P : Dans l'entreprise, le délégué syndical doit être au service des salariés. La désaffection des salariés pour le monde syndical en France a peut être pour origine leur division, ou le fait qu'ils n'ont pas suffisamment la parole dans les décisions. Par contre en ce qui concerne le " service aux salariés ", lorsqu'on se trouve en face de dossiers lourds, une demande d'adhésion et même de participation financière aux coûts engagés devient légitime. Mais il s'agit là d'un rôle qui va au delà du rôle d'élu.

Nota : il y a souvent confusion entre le rôle de l'élu, qui représente le personnel et de ce fait a le devoir de le défendre, et celui du mandaté par le syndicat (DS et RS) qui a la charge de représenter son syndicat dans l'entreprise et auprès de la direction. Son action engage juridiquement le syndicat. Toutefois, ceci ne l'empêche pas d'intervenir pour la défense des individus, mais ce en harmonie avec la politique défini par son syndicat, auprès duquel il est sensé pouvoir recevoir un appui juridique quand nécessaire, et une formation afin de mieux pouvoir remplir son rôle.

P : Il est très compliqué pour ne pas dire généralement impossible dans la plupart des entreprises de pouvoir avoir une évolution de carrière normale et faire du syndicalisme.
Il est peut être nécessaire d'aller jusqu'à une loi pour espérer un véritable statut du militant.
Il faut savoir aussi cadrer notre mission, et même si le fait peut nous tenter, notre rôle n'est pas de remplacer l'assistante sociale (nous n'en avons généralement ni les moyens ni la formation).

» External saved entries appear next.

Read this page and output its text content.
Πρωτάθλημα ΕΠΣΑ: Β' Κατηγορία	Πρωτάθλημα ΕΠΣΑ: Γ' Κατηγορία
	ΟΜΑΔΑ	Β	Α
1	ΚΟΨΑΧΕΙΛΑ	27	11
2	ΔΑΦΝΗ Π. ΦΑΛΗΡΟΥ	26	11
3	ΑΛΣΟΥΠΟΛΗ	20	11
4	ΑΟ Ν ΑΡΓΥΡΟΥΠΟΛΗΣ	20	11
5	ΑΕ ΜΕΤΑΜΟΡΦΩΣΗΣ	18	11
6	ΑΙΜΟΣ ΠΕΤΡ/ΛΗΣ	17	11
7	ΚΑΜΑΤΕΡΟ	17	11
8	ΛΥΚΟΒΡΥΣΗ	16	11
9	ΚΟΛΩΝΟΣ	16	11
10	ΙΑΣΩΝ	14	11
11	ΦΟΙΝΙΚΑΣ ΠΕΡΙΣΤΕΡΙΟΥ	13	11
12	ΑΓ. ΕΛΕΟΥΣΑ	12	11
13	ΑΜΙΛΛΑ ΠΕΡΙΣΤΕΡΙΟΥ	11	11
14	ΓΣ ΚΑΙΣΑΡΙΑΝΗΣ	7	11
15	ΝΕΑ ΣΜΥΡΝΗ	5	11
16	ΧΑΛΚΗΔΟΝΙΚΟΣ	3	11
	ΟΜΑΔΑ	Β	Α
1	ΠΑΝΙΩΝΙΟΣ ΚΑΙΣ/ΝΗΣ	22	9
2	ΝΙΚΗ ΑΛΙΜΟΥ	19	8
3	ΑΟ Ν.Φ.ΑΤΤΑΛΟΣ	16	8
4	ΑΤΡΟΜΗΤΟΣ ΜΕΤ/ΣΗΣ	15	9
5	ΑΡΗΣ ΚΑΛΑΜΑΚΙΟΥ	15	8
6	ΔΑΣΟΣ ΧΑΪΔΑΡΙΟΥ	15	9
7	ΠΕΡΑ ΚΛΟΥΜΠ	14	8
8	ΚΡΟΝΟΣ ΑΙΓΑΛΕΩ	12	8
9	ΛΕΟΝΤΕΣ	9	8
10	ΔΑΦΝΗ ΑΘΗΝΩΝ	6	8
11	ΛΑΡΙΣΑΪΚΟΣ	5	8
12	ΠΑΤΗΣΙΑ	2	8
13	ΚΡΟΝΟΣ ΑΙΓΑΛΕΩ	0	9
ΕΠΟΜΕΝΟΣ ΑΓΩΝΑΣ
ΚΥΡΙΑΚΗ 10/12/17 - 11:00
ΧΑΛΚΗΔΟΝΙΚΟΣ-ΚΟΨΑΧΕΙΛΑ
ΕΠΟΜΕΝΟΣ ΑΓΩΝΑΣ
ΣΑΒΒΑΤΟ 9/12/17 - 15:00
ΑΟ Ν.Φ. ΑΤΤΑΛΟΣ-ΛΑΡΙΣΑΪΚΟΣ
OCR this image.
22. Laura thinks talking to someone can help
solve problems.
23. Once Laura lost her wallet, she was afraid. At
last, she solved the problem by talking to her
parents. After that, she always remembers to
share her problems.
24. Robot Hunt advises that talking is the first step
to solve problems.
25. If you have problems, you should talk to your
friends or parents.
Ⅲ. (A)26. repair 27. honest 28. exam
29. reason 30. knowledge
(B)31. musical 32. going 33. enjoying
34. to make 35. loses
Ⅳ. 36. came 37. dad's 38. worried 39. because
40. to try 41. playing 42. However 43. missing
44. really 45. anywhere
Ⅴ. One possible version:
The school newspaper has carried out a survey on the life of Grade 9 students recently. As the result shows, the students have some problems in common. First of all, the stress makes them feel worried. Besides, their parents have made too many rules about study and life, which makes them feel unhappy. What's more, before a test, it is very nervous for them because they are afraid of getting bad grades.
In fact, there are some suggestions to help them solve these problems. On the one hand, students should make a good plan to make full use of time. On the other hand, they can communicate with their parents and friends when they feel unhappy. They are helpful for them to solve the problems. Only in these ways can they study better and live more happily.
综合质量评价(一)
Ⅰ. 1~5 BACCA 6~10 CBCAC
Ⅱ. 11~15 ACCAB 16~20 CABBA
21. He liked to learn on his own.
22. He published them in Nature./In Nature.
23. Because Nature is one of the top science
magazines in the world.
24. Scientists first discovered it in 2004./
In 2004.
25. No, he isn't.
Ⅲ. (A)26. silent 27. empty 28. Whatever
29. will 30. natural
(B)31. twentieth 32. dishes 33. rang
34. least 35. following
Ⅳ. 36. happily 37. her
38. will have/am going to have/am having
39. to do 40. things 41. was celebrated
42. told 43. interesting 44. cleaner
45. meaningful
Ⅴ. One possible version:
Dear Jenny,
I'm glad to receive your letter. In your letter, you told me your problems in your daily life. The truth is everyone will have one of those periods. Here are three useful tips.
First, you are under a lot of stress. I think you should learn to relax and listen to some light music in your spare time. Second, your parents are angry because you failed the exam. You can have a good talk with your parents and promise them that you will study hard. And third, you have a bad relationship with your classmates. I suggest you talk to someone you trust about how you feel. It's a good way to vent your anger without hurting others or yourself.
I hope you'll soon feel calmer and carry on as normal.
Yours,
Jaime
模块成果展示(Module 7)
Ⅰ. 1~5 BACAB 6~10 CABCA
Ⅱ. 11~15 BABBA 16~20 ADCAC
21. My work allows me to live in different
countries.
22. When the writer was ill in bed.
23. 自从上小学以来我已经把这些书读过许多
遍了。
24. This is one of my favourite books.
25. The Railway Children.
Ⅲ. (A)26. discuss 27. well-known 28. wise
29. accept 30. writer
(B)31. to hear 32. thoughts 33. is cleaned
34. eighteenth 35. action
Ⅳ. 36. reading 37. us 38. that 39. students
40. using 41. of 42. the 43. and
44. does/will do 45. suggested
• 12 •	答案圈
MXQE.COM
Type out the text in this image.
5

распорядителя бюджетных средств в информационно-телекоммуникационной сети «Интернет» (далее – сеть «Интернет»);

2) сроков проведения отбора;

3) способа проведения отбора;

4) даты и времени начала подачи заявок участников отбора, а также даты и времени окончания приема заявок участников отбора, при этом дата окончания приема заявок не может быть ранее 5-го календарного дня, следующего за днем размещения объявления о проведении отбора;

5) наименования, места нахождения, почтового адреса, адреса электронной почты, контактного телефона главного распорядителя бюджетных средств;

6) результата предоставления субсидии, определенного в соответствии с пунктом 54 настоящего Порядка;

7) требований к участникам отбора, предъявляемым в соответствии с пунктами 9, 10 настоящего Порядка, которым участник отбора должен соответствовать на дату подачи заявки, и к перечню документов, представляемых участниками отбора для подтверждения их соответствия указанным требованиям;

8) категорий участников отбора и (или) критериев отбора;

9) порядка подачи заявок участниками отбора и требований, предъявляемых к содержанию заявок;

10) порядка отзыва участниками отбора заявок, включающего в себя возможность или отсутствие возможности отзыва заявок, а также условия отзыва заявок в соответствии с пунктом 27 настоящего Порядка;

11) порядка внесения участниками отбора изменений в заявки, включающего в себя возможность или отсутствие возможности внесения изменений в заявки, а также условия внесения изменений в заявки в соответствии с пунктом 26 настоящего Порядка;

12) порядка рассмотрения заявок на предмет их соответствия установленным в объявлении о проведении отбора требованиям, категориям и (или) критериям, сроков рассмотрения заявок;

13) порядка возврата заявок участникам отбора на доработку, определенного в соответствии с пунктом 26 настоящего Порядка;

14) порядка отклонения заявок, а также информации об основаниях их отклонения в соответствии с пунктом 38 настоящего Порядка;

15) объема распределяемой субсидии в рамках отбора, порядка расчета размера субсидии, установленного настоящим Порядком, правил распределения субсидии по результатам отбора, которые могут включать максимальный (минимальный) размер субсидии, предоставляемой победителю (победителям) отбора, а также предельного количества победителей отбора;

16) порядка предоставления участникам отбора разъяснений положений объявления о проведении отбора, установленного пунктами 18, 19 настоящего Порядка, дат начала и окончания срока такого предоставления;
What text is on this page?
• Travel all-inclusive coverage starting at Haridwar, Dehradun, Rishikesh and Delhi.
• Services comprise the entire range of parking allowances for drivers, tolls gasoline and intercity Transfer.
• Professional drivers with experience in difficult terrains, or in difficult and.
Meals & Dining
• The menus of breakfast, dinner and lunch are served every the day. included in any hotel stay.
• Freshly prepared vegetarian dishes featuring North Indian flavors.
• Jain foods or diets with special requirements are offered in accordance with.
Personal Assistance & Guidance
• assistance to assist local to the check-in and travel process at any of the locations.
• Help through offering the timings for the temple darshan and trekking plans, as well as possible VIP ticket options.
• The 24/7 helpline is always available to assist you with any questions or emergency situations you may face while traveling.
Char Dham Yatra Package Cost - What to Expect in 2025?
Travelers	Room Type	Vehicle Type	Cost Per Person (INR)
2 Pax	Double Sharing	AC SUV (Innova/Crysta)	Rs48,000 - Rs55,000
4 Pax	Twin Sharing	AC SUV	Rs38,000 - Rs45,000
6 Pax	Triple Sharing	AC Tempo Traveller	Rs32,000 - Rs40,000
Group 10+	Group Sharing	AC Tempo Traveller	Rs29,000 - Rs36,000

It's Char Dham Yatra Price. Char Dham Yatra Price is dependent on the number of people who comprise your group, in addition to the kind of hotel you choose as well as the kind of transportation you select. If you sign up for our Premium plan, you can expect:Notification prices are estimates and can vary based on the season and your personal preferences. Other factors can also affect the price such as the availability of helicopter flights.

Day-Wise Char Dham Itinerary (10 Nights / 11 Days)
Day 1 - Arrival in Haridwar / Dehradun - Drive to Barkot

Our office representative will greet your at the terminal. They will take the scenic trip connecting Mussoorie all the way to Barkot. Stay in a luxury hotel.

P : Vous avez dit que vous aviez peu de visibilité vis à vis des syndicats et des organisations de salariés. De par mon expérience, je puis témoigner que les moyens dont disposent les organisations des salariés n'ont rien de commun avec ceux dont disposent les directions, en personnel, budget, possibilité de faire appel à des spécialistes extérieurs etc…
I :.C'était peut être vrai, mais actuellement chez IBM, la Direction de Ressources Humaines a vu ses moyens fortement réduits, avec des missions très lourdes à gérer. De plus, une des fonctions des ressources humaines d'une grande entreprise est aussi de persuader les directions générales de tenir compte des réalités des problèmes humains qu'ils ont à gérer, ce qui, dans le contexte d'une entreprise multinationale, avec les décalages de culture, peut s'avérer une difficile tâche.

P : On constate effectivement dans notre entreprise filiale d'une " corporation " dont le siège est aussi aux USA, que les dirigeants de la branche française n'ont même plus le titre de directeur, et n'ont aucune latitude pour appliquer les directives reçues directement de la direction américaine. On imagine facilement l'ampleur de la difficulté qu'ils doivent rencontrer pour appliquer ces ordres !

P : Ne serait il pas utile pour les DRH d'inciter leurs cadres et leurs managers à se syndiquer ? Dans les faits, on peut constater, lorsqu'on distribue des tracts aux sorties des tours, que rarement ceux ci sont pris par les managers de l'entreprise, si bien que parfois on se demande comment serait pris tant par les directions que par leurs collègues et subalternes le fait qu'ils soient ouvertement syndiqués.
I : L'utilité d'être syndiqué, c'est un peu ce que nous essayons de leur faire comprendre. Ca n'est pas encore dans la culture de chacun , et cela ne peut évoluer qu'avec le temps. Les bouleversements actuels, restructurations, changements qui touchent les entreprises actuellement, amènent les directions à devoir exposer leurs projets devant les instances représentatives, ce qui les amènent à comprendre la nécessité d'élus et d'une représentation syndicale de qualité. C'est une question de temps.

P : Par expérience, il n'est pas facile pour un chef de division ou de service d'afficher clairement une appartenance syndicale. De plus, vouloir mener une vie syndicale active en parallèle à une carrière professionnelle se révèle dans la majorité des cas un handicap pour l'évolution de cette dernière. Il faut dans bien des cas faire un choix entre un avenir professionnel qui aurait pu être brillant, et une participation à l'action syndicale. Dans les cas les plus extrêmes , la totalité de la vie professionnelle doit être sacrifiée pour des fonctions syndicales plus larges, allant au delà de l'entreprise.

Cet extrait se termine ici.